There are depressing parallels to be drawn between the negativity aimed towards Sterling and how John Barnes was perceived back in the day by football’s ‘silent’ minority. Both born in Kingston, Jamaica; both fantastically gifted wingers who struggled to replicate their club form on the international stage; both booed as a consequence and subjected to abuse with racial overtones.
We may look back at that famous image of Barnes back-heeling a banana off the pitch, shake our heads, and delude ourselves that we have progressed as a society. But we really haven’t. It’s just the language has become perniciously subtle in real life and perniciously farcical in the newspapers.
Lastly there is of course Pep Guardiola. If any one individual personified Gove’s dystopian comment on no longer trusting experts it is the Spanish grandmaster. It was fine when he reimagined what was humanly possible with eleven players and a ball in Spain and Germany. We were happy to laud him then as a genius. But coming over here intent on straightening out our fruit? Give over. This is England now sonny Jim, the land of Ryan Shawcross on a wet and cold Wednesday evening; four-four-two and a protestant work ethic; jumpers for goalposts and abusing our wingers for switching clubs in the transfer window. Don’t you dare try to show us how to play the beautiful game. We invented the beautiful game then took great pride in making it resemble Steve Bruce and that’s just how we like it muchos fucking gracias. We’ve seen off those pontificating MEPs and you’re next Pep FRUADiola.
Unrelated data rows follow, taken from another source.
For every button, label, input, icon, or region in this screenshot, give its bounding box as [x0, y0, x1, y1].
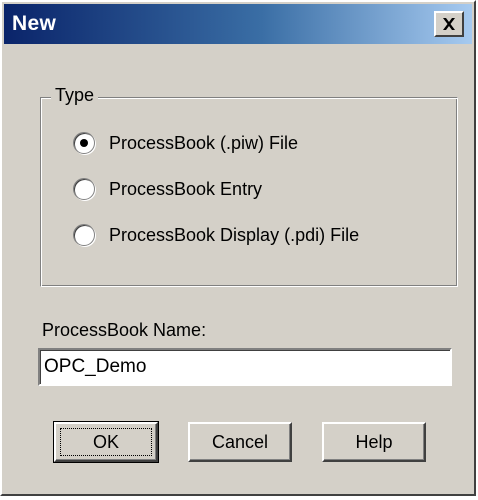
radio-option-pdi-file[interactable]: ProcessBook Display (.pdi) File	[73, 224, 359, 246]
title-bar[interactable]: New	[4, 4, 472, 44]
new-dialog: New Type ProcessBook (.piw) File Process…	[0, 0, 476, 496]
ok-button[interactable]: OK	[53, 421, 159, 463]
close-button[interactable]	[434, 11, 464, 37]
radio-label: ProcessBook Entry	[109, 178, 263, 199]
radio-option-piw-file[interactable]: ProcessBook (.piw) File	[73, 132, 298, 154]
radio-button-icon[interactable]	[73, 224, 95, 246]
radio-button-icon[interactable]	[73, 178, 95, 200]
processbook-name-input[interactable]	[38, 348, 452, 386]
type-groupbox: Type ProcessBook (.piw) File ProcessBook…	[40, 85, 458, 287]
help-button[interactable]: Help	[322, 422, 426, 462]
processbook-name-label: ProcessBook Name:	[42, 320, 207, 340]
window-title: New	[12, 12, 57, 35]
type-group-label: Type	[51, 85, 99, 106]
radio-selected-dot-icon	[80, 139, 88, 147]
radio-label: ProcessBook Display (.pdi) File	[109, 224, 360, 245]
close-x-icon	[443, 18, 455, 30]
radio-button-icon[interactable]	[73, 132, 95, 154]
radio-option-entry[interactable]: ProcessBook Entry	[73, 178, 262, 200]
radio-label: ProcessBook (.piw) File	[109, 132, 299, 153]
cancel-button[interactable]: Cancel	[188, 422, 292, 462]
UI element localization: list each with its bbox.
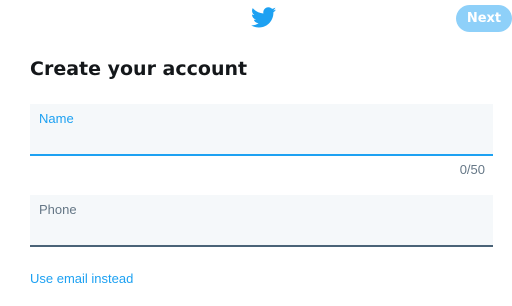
name-input[interactable] — [39, 130, 479, 150]
phone-input[interactable] — [39, 221, 479, 241]
name-field[interactable]: Name — [30, 104, 493, 156]
phone-field[interactable]: Phone — [30, 195, 493, 247]
use-email-instead-link[interactable]: Use email instead — [30, 271, 133, 286]
name-character-counter: 0/50 — [459, 162, 485, 177]
next-button[interactable]: Next — [456, 5, 512, 32]
name-field-label: Name — [39, 111, 74, 126]
page-title: Create your account — [30, 58, 248, 80]
twitter-bird-icon — [251, 7, 276, 28]
phone-field-label: Phone — [39, 202, 77, 217]
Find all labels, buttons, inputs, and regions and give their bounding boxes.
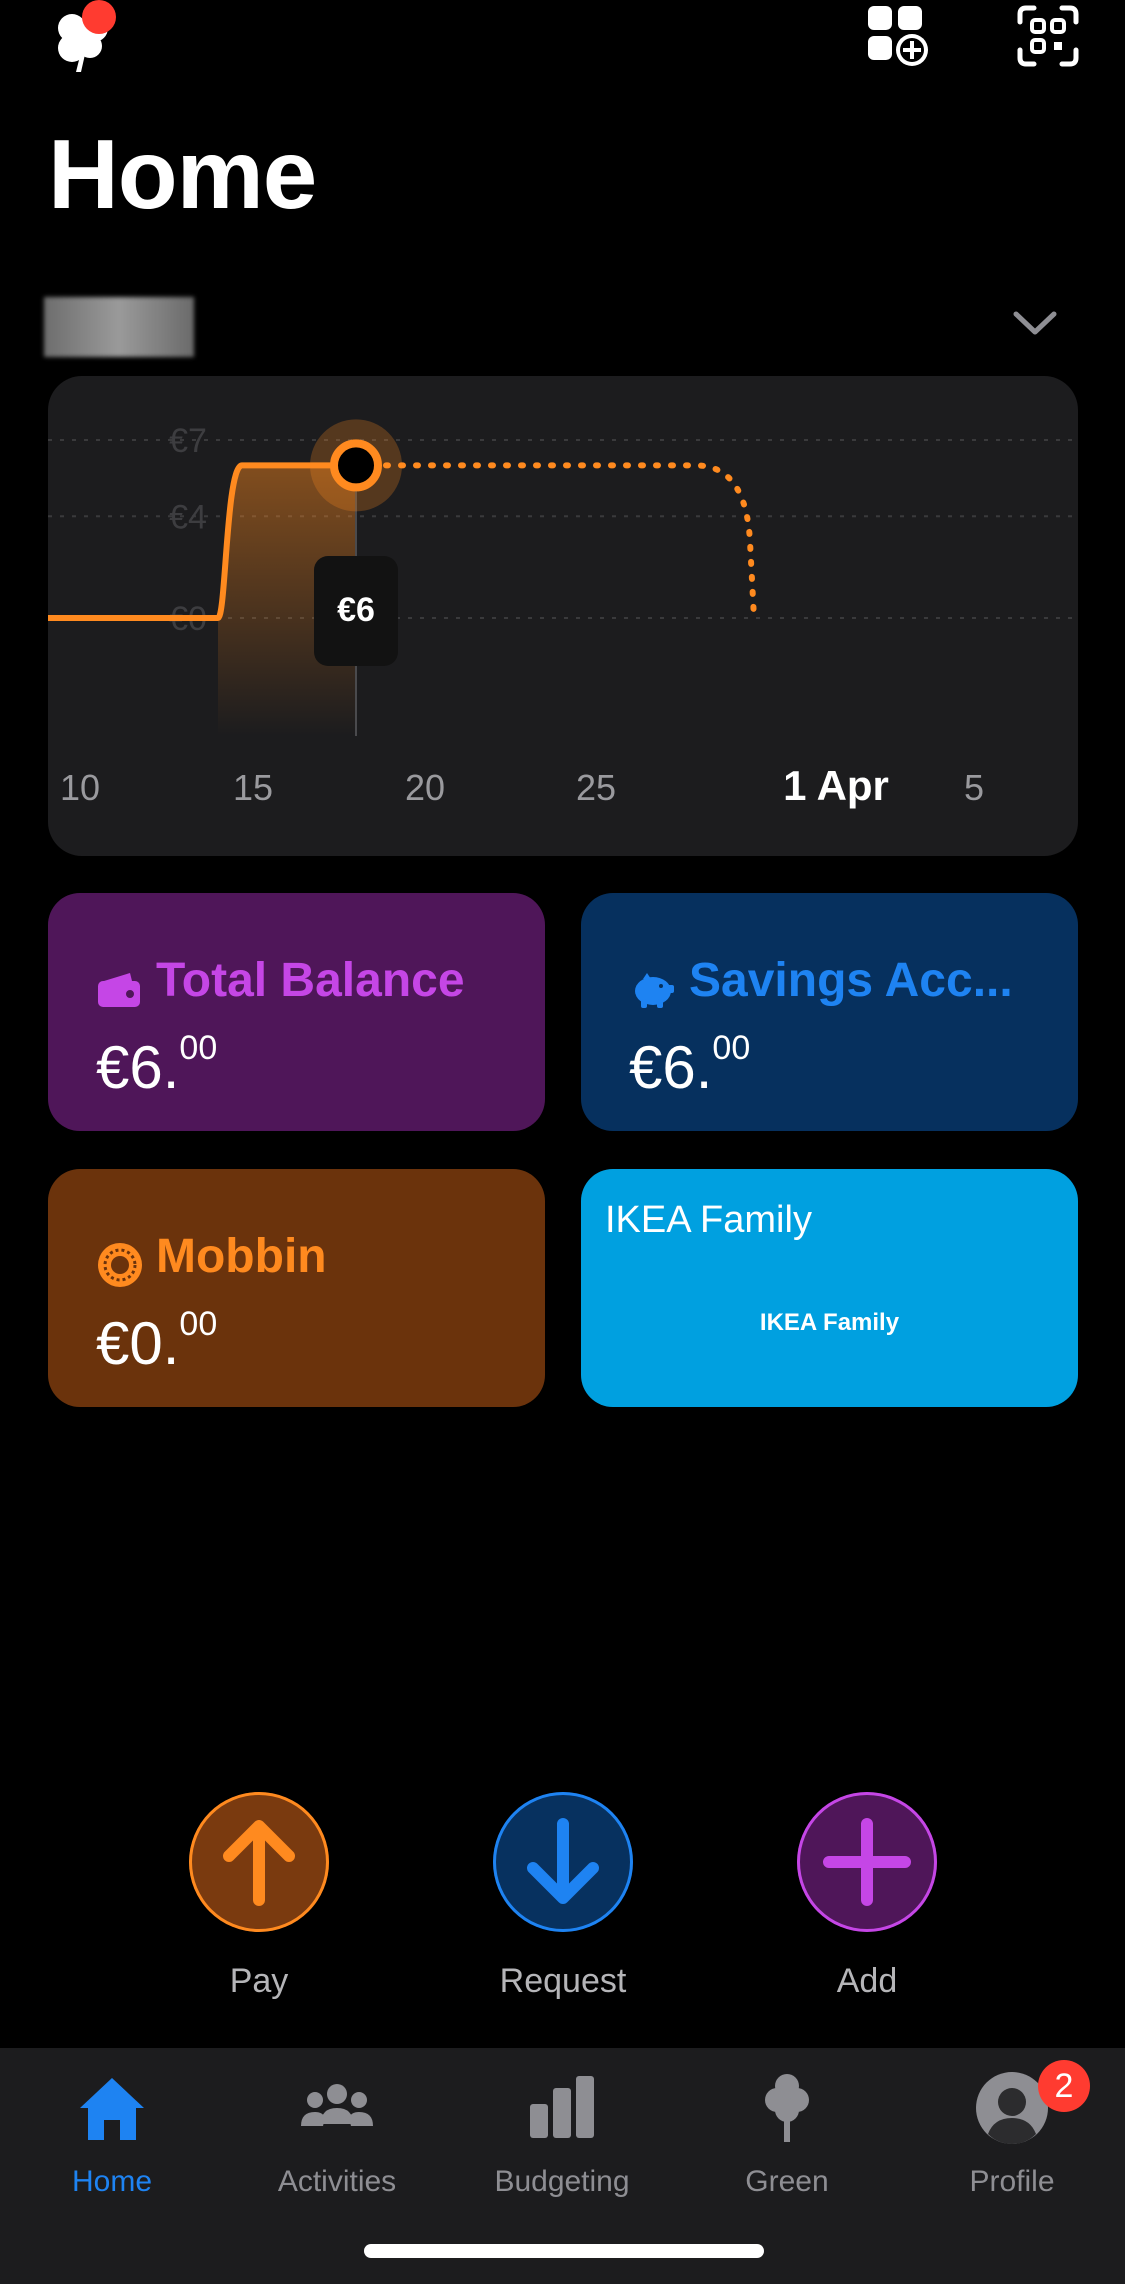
- card-title: Savings Acc...: [689, 954, 1013, 1007]
- pay-label: Pay: [229, 1962, 289, 2000]
- bars-icon: [530, 2076, 594, 2138]
- chart-x-tick-label: 15: [233, 767, 273, 808]
- profile-notification-badge: 2: [1038, 2060, 1090, 2112]
- chart-tooltip-value: €6: [337, 591, 375, 629]
- page-title: Home: [48, 119, 317, 229]
- pay-button[interactable]: [189, 1792, 329, 1932]
- chart-y-tick-label: €7: [169, 422, 207, 460]
- tab-green[interactable]: Green: [687, 2068, 887, 2199]
- tab-activities[interactable]: Activities: [237, 2068, 437, 2199]
- people-icon: [301, 2084, 373, 2126]
- mobbin-card[interactable]: Mobbin €0.00: [48, 1169, 545, 1407]
- chart-x-tick-label: 10: [60, 767, 100, 808]
- qr-scan-icon[interactable]: [1016, 4, 1080, 68]
- chart-tooltip: €6: [314, 556, 398, 666]
- home-indicator: [364, 2244, 764, 2258]
- chart-highlight-point[interactable]: [330, 439, 382, 492]
- tab-label: Green: [745, 2165, 829, 2198]
- card-title: Total Balance: [156, 954, 465, 1007]
- coin-icon: [98, 1243, 142, 1287]
- tab-home[interactable]: Home: [12, 2068, 212, 2199]
- chart-x-tick-label: 5: [964, 767, 984, 808]
- add-label: Add: [836, 1962, 898, 2000]
- chart-y-tick-label: €4: [169, 498, 207, 536]
- chart-x-tick-label: 25: [576, 767, 616, 808]
- wallet-icon: [98, 973, 140, 1007]
- balance-chart[interactable]: €7€4€0 €6 10 15 20 25 1 Apr 5: [48, 376, 1078, 856]
- notification-dot: [82, 0, 116, 34]
- add-button[interactable]: [797, 1792, 937, 1932]
- ikea-family-logo: IKEA Family: [759, 1309, 900, 1336]
- arrow-down-icon: [527, 1818, 599, 1904]
- tab-label: Home: [71, 2165, 153, 2198]
- request-label: Request: [499, 1962, 627, 2000]
- home-icon: [80, 2078, 144, 2140]
- plus-icon: [823, 1818, 911, 1906]
- request-button[interactable]: [493, 1792, 633, 1932]
- tab-label: Activities: [277, 2165, 397, 2198]
- total-balance-card[interactable]: Total Balance €6.00: [48, 893, 545, 1131]
- chart-x-tick-label: 20: [405, 767, 445, 808]
- balance-chart-card[interactable]: €7 €4 €0 €6 10 15 20 25 1 Apr 5: [48, 376, 1078, 856]
- ikea-family-card[interactable]: IKEA Family IKEA Family: [581, 1169, 1078, 1407]
- card-amount: €0.00: [96, 1305, 218, 1377]
- arrow-up-icon: [223, 1820, 295, 1906]
- savings-account-card[interactable]: Savings Acc... €6.00: [581, 893, 1078, 1131]
- chart-projected-line: [353, 462, 757, 621]
- tree-icon: [765, 2074, 809, 2142]
- tab-label: Profile: [969, 2165, 1055, 2198]
- piggy-bank-icon: [635, 973, 674, 1008]
- card-amount: €6.00: [96, 1029, 218, 1101]
- card-amount: €6.00: [629, 1029, 751, 1101]
- tab-label: Budgeting: [494, 2165, 630, 2198]
- chevron-down-icon[interactable]: [1010, 308, 1060, 338]
- account-name-redacted[interactable]: [44, 297, 194, 357]
- add-widget-icon[interactable]: [866, 4, 930, 68]
- card-title: Mobbin: [156, 1230, 327, 1283]
- card-title: IKEA Family: [605, 1199, 812, 1241]
- chart-x-tick-label: 1 Apr: [783, 762, 889, 809]
- tab-budgeting[interactable]: Budgeting: [462, 2068, 662, 2199]
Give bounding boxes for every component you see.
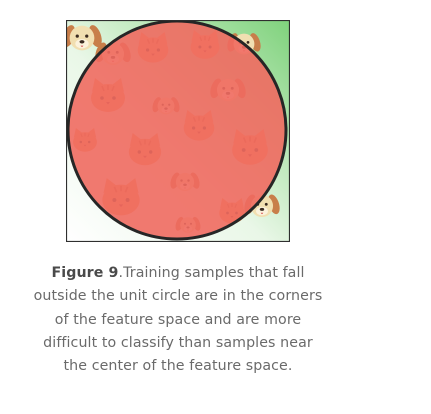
caption-text: .Training samples that fall outside the … <box>33 265 323 375</box>
figure-panel <box>66 20 290 242</box>
unit-circle <box>66 20 288 241</box>
figure-caption: Figure 9.Training samples that fall outs… <box>30 262 326 378</box>
figure-label: Figure 9 <box>51 265 119 281</box>
feature-space-illustration <box>66 20 290 242</box>
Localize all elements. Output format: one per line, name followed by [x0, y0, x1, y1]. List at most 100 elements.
I’ve written elsewhere that it is perfectly legitimate to criticise Guardiola, for his self-defeating tinkering; for his stubbornness; for his, well anything you like really. The man is of course not untouchable.
But the giddy delight taken in his initial struggles is another matter. What victory exactly is being celebrated here? It should be factored in too the intelligence of some who are revelling in his supposed failings: they are Fast and the Furious fans watching a subtitled European arthouse flick exploring themes beyond their comprehension and decreeing that it’s all a load of shite. If that sounds supercilious then I’ll gladly admit that I too cannot fathom his methods. But I’m clever enough to know very, very clever when I see it. And I would never dismiss it as nonsense chiefly because it’s spoken of in a foreign accent.
A win for Brexit facilitated a dumbed-down, post-truth, intolerant, and spiteful political arena. That has now polluted the pub-punditry towards our national game as the stupid among the 52% think if their opinion on immigrants is now legitimate we might like to hear what they’ve got to say about inverted wingbacks and player’s wages. We don’t and we’d quite like the mic back please.